Ein anderer Zeitzeuge ergänzt diesen Bericht:
"Unter den Kesseln war der sogenannte Aschenkeller: Unter die Roste mußten die damals mit Schiebern, wenn die Asche runterfiel, die mußten auch stochern. Das war dann auch manchmal ein Haufen, der sich da festgebrannt hatte. Da mußten die dann von unten stochern nach dem Rost hoch. Da war einer der hieß Hans Meier. Der ist da unten verbrannt. Der hat auch gestochert und da ist mit einem Mal die glühende Kohle wie Lava runtergekommen. Der ist nicht schnell genug weggekommen und da ist der verbrannt." [3]

Trotz der mit der Zeit verbesserten Sicherheitsvorkehrungen kam es immer wieder zu grausamen Unfällen, an denen aber meist betriebsfremde Personen beteiligt waren, denn die Beschäftigten des Kraftwerks selbst konnten die Gefahren besser einschätzen: "Da hatte der Betriebsleiter Trippler Besuch von drei Herren aus Herford . Um die Trafos, das war alles abgespannt Aber einer von den drei Herren, der war so neugierig und hat den Finger durch den Maschendraht gesteckt. Da ist der Funke übergesprungen, über einen halben Meter. Ich glaube, daß war sogar der Landrat. Da flog der zurück und saß mit dem Rücken vor der Wand. Der hat aber nie wieder an sowas rangepackt. Von da an hat Trippler nie wieder Besuch durch die Schaltwarte geführt." [4]

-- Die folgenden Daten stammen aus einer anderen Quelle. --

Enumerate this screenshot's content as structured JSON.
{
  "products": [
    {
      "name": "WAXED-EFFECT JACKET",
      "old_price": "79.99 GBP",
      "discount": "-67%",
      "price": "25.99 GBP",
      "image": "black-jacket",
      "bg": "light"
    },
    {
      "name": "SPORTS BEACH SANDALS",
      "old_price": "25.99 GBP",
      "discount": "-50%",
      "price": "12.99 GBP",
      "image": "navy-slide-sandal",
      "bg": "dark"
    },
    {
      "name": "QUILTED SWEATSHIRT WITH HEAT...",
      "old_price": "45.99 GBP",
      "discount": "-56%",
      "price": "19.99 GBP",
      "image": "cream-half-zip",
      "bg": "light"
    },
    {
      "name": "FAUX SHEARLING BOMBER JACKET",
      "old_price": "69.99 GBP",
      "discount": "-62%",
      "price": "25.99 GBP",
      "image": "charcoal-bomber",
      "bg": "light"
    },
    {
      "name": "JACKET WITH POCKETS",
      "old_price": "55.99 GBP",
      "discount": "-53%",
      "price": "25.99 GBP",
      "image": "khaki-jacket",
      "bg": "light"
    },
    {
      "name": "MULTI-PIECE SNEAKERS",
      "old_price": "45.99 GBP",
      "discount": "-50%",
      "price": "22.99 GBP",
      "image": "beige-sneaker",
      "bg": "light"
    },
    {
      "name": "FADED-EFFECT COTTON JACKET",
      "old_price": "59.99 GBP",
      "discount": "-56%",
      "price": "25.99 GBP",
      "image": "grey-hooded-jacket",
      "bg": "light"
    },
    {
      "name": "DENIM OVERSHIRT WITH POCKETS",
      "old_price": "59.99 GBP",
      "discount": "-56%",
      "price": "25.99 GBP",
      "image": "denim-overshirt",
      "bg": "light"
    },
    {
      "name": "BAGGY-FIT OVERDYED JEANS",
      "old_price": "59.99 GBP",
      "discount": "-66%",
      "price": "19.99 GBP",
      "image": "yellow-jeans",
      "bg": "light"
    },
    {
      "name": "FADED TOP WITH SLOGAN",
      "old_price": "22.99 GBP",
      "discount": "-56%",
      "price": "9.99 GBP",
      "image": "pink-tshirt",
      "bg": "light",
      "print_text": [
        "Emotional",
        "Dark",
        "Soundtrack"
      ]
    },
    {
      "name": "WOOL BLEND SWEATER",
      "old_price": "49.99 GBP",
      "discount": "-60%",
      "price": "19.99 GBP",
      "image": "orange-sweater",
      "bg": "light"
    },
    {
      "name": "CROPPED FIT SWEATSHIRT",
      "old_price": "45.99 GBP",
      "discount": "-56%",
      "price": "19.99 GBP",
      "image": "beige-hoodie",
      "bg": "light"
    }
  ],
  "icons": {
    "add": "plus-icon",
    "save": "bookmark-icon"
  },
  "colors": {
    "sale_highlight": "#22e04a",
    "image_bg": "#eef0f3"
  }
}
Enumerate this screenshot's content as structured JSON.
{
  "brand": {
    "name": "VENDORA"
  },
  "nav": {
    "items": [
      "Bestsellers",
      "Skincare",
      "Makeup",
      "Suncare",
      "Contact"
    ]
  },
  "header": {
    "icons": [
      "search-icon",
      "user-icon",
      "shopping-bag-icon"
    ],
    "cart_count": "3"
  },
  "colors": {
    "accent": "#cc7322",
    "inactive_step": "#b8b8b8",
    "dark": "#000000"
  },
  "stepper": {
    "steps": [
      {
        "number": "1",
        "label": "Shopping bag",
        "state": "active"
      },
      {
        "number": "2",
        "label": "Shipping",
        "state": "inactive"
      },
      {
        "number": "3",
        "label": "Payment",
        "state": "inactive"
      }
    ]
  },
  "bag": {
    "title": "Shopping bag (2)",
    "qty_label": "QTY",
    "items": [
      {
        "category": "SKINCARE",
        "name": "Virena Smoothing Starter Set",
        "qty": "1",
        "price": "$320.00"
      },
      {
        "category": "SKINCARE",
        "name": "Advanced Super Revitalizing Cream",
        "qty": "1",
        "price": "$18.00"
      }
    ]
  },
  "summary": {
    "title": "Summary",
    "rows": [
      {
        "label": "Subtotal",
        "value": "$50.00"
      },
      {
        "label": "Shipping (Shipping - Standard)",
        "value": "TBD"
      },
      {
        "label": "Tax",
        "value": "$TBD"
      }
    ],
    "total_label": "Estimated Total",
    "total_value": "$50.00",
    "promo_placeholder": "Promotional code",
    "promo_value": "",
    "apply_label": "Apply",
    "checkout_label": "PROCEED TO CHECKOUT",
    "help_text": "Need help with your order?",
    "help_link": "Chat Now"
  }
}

Wieviele Menschen waren überhaupt in welchen Positionen im Kraftwerk beschäftigt und wie waren die Hierarchien? Bezüglich Kirchlengern gibt hierüber eine Quelle aus dem Jahre 1954 Auskunft. Das Werk beschäftigte in diesem Jahr 249 Mitarbeiter und war damit noch nah an dem Höchststand von 260 Beschäftigten im Jahre 1949. Die meisten Kräfte waren ausgebildet, nur anfangs waren viele Ungelernte - besonders aus der Zigarrenindustrie - in den Betrieb gekommen. Diese hatten sich dann oft innerhalb des Betriebes hochgearbeitet.

Die Aufstellung des Jahres 1954 sieht im einzelnen aus wie folgt:
19 
Maschinisten 
61 
Heizer, Aschenzieher
Pförtner und Nachtwächter
17 
Bekohlungsanlage
15 
Maurer-Kolonne
13 
Elektro-Werkstatt
18 
Lehrlinge
22 
Hofkolonne (Reinigung für Maschinenhaus, Büro usw.)
k.A. 
Mechaniker-Werkstatt
Wasseraufbereitung
Lager
45 
Schlosserei und Werkzeugausgabe
20 
Angestellte (Büro)
 
 
249 
Summe [5] 


Auffällig ist die hohe Zahl von beschäftigten Handwerkern. Schlosser Maurer, Elektriker und Lehrlinge sind schon über 90 Personen. Dazu kommt noch die nicht nachgewiesene Zahl an Mechanikern. Diese Zahl erklärt sich dadurch, daß im Werk große Teile der Produktionsanlagen möglichst selbst gebaut und repariert wurden, weil es im Umkreis nur eine sehr begrenzte Zahl von Handwerksbetrieben gab.

Innerhalb der Belegschaft gab es ausgeprägte Hierarchien: Ganz unten stand die Hofkolonne, "Rutzbulz, Rotzbeutel nannten wir die." Darüber standen dann die Handwerker im Betrieb. "An oberster Stelle (standen) die Herren Maschinisten. Die hatten einen eigenen Raum, wo die Frühstück machten." [6]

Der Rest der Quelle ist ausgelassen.